Non puo’ invero revocarsi in dubbio che quando i beni furono assoggettati al vincolo della cautela reale penale non vi era alcuna ragione, ne’ di diritto ne’ di fatto, per ritenere che non fossero nella disponibilita’ dell’indagato (OMISSIS) o comunque nella disponibilita’ di (OMISSIS) s.r.l. quale persona giuridica distinta dalla persona fisica dell’indagato, non potendo di certo essere inclusi nell’attivo di un fallimento ancora non dichiarato, e dunque inesistente e che in ogni caso l’apertura del fallimento non determina alcuna successione a titolo particolare del curatore al fallito, quantunque quest’ultimo perda per effetto della sentenza dichiarativa di fallimento l’amministrazione ed il potere di disporre dei suoi beni. La specifica questione e’ stata espressamente affrontata da un recentissimo arresto di questa Corte che ha affermato che “il curatore fallimentare non e’ legittimato a proporre impugnazione avverso il provvedimento di sequestro preventivo, anche per equivalente, emesso anteriormente alla dichiarazione di fallimento di un’impresa in quanto non e’ titolare di alcun diritto sui beni del fallito, ne’ in proprio, ne’ quale rappresentante dei creditori del fallito i quali, prima della conclusione della procedura concorsuale, non hanno alcun diritto restitutorio sui beni.

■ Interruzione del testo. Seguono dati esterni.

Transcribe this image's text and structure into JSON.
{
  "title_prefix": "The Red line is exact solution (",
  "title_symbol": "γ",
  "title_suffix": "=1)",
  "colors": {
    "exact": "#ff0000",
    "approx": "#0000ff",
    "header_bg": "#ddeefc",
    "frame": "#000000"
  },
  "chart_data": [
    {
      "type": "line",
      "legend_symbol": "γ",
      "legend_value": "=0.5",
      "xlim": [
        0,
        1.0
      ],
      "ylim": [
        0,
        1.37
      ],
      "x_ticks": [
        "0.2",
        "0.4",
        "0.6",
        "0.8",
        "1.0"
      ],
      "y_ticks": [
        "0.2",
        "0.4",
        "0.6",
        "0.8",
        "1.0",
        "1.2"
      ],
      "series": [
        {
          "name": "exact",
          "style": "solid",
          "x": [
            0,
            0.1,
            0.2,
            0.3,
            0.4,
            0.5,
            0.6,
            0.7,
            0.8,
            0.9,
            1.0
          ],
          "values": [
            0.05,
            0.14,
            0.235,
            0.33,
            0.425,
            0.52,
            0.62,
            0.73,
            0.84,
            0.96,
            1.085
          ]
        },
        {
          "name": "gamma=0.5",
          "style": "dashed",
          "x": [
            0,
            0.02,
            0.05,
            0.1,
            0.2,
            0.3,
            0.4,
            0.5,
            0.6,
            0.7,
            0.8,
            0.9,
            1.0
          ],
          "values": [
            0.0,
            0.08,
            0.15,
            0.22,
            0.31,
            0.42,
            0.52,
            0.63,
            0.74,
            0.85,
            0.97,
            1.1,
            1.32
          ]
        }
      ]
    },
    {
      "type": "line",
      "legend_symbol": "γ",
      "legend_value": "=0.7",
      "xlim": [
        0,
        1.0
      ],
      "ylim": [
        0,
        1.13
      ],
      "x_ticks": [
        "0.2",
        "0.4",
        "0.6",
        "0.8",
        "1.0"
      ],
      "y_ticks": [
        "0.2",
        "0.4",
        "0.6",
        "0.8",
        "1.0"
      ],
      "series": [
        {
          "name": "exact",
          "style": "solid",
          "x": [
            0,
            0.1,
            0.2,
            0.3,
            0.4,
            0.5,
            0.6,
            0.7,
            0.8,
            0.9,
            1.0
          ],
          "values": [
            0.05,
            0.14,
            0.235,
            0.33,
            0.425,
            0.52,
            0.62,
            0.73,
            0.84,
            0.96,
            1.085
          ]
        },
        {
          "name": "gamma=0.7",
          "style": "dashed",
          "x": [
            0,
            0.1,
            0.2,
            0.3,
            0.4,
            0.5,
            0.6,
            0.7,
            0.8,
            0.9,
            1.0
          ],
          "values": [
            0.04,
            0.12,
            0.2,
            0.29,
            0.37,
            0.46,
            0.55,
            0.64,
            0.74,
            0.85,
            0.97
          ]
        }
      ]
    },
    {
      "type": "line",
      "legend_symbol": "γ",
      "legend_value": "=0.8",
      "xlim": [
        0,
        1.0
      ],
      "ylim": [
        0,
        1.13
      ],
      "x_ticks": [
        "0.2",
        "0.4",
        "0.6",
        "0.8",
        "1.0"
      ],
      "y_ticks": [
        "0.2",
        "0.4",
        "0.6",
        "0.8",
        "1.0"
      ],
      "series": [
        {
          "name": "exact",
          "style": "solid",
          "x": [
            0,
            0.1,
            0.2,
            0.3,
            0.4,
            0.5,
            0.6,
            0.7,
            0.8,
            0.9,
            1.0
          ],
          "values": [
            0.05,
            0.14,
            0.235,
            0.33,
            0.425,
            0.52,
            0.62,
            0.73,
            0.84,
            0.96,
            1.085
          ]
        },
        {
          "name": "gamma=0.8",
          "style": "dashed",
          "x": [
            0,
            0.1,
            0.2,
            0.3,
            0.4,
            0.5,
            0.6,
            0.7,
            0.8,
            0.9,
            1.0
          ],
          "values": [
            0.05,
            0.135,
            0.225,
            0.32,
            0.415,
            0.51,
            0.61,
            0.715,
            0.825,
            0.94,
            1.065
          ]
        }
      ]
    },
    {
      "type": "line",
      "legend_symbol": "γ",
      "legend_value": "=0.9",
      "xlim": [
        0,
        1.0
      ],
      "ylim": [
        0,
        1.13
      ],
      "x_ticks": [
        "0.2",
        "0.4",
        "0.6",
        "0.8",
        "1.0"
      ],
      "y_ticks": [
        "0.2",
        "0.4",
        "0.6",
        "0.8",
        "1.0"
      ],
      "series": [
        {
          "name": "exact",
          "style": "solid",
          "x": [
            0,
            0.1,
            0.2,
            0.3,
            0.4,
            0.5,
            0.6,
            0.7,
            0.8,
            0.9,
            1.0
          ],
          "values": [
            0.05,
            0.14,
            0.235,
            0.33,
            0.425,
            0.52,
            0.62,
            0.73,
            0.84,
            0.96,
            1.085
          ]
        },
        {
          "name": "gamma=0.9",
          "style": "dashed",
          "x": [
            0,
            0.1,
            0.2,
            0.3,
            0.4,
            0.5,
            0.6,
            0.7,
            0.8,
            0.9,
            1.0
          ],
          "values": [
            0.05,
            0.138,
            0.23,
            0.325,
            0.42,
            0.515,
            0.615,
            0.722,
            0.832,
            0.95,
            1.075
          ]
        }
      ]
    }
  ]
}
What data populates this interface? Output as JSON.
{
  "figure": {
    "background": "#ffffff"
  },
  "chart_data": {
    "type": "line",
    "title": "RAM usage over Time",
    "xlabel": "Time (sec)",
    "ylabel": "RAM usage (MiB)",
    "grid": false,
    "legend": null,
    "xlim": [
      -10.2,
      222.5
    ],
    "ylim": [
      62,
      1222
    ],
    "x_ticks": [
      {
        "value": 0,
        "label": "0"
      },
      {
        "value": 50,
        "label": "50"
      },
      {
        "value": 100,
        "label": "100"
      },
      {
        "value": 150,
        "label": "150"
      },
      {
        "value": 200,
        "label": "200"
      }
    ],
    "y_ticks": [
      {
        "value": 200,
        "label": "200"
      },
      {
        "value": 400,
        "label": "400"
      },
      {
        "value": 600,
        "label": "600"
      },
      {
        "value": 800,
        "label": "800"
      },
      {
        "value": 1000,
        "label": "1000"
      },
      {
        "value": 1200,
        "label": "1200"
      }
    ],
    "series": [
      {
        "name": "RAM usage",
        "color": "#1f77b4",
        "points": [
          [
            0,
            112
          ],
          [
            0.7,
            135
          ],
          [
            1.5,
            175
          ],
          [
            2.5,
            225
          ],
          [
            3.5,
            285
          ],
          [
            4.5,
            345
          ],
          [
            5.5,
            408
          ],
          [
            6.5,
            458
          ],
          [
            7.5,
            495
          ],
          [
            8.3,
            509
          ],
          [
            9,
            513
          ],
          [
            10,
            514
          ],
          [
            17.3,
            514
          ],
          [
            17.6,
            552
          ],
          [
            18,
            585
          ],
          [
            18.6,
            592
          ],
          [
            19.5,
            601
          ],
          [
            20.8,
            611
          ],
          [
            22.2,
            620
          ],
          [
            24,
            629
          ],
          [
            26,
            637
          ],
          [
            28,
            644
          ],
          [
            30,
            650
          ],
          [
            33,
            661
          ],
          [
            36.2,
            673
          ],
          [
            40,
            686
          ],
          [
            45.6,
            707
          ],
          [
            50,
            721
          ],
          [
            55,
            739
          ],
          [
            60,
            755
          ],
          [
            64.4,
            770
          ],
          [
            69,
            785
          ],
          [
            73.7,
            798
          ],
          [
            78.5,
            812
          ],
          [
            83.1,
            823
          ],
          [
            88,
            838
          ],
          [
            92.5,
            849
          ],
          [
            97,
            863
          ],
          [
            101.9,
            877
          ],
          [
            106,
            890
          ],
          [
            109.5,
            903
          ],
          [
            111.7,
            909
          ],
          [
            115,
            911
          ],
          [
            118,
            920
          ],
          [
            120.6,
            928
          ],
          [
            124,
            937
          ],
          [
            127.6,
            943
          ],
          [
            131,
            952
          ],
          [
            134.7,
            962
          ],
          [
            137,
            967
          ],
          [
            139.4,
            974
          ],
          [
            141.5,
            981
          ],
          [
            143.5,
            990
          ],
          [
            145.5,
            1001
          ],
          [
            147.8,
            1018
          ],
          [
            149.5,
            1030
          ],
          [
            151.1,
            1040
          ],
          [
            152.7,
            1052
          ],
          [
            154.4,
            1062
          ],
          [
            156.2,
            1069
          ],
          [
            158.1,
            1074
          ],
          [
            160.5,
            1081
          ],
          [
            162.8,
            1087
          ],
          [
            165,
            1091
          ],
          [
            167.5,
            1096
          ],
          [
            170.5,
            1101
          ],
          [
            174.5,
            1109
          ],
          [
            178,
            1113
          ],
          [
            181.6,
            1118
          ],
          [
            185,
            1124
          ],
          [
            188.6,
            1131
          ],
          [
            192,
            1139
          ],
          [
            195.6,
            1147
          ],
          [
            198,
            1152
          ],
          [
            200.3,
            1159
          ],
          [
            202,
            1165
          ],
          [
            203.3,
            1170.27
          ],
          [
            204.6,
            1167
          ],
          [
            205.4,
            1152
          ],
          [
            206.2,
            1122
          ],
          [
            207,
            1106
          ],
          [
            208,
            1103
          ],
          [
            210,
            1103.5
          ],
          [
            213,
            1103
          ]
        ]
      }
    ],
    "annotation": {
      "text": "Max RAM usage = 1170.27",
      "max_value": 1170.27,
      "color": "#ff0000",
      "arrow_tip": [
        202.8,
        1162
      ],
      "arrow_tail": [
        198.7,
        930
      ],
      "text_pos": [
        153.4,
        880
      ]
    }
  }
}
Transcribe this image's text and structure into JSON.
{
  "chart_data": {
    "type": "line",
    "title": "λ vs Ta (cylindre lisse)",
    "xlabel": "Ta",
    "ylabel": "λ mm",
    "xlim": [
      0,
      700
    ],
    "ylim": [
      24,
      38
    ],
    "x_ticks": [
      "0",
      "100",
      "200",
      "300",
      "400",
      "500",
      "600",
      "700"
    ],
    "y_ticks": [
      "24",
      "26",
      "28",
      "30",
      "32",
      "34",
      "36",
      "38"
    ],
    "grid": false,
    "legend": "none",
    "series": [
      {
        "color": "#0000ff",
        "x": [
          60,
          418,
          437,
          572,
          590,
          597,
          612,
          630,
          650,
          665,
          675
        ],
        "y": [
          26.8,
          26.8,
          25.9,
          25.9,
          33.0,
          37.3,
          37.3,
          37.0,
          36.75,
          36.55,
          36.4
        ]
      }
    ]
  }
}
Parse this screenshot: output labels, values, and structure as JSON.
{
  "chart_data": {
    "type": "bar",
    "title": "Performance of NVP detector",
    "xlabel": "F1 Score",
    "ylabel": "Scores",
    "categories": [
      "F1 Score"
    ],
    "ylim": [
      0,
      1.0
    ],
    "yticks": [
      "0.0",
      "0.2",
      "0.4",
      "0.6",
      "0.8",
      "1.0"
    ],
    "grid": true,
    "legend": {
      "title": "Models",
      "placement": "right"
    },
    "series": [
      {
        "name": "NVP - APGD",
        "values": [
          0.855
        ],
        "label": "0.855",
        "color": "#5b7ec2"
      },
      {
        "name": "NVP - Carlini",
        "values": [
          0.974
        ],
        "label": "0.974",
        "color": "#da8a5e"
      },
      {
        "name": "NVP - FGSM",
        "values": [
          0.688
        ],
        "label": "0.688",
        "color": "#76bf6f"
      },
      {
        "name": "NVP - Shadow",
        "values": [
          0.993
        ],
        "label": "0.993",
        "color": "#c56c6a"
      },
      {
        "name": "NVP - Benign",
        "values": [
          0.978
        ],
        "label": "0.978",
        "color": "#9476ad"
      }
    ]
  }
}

(In motivazione la Corte ha precisato che la legittimazione per impugnare consegue alla effettiva disponibilita’ del bene e che, invece, la dichiarazione di fallimento successiva al sequestro non conferisce alla procedura la disponibilita’ dei beni del fallito in considerazione del fatto che, da un lato, questi ne conserva il diritto di proprieta’ e, dall’altro, che il pregresso vincolo penale assorbe ogni potere fattuale su tali beni, escludendo ogni disponibilita’ diversa sugli stessi) (Sez. 3, n. 42469 del 12/07/2016 – dep. 07/10/2016, Amista, Rv. 268015).

Il difetto di legittimazione del ricorrente all’impugnativa impone di ritenere gli ulteriori motivi di ricorso assorbiti.

Non sussistendo pertanto i presupposti per invocare l’intervento di questa Corte, il ricorso deve essere dichiarato inammissibile, con conseguente condanna del ricorrente, ai sensi dell’articolo 616 c.p.p. al pagamento delle spese processuali e di una somma equitativamente liquidata in favore della Cassa delle Ammende.

P.Q.M.

Dichiara il ricorso inammissibile e condanna il ricorrente al pagamento delle spese processuali e della somma di Euro 2.000 in favore della Cassa delle Ammende.

Motivazione semplificata.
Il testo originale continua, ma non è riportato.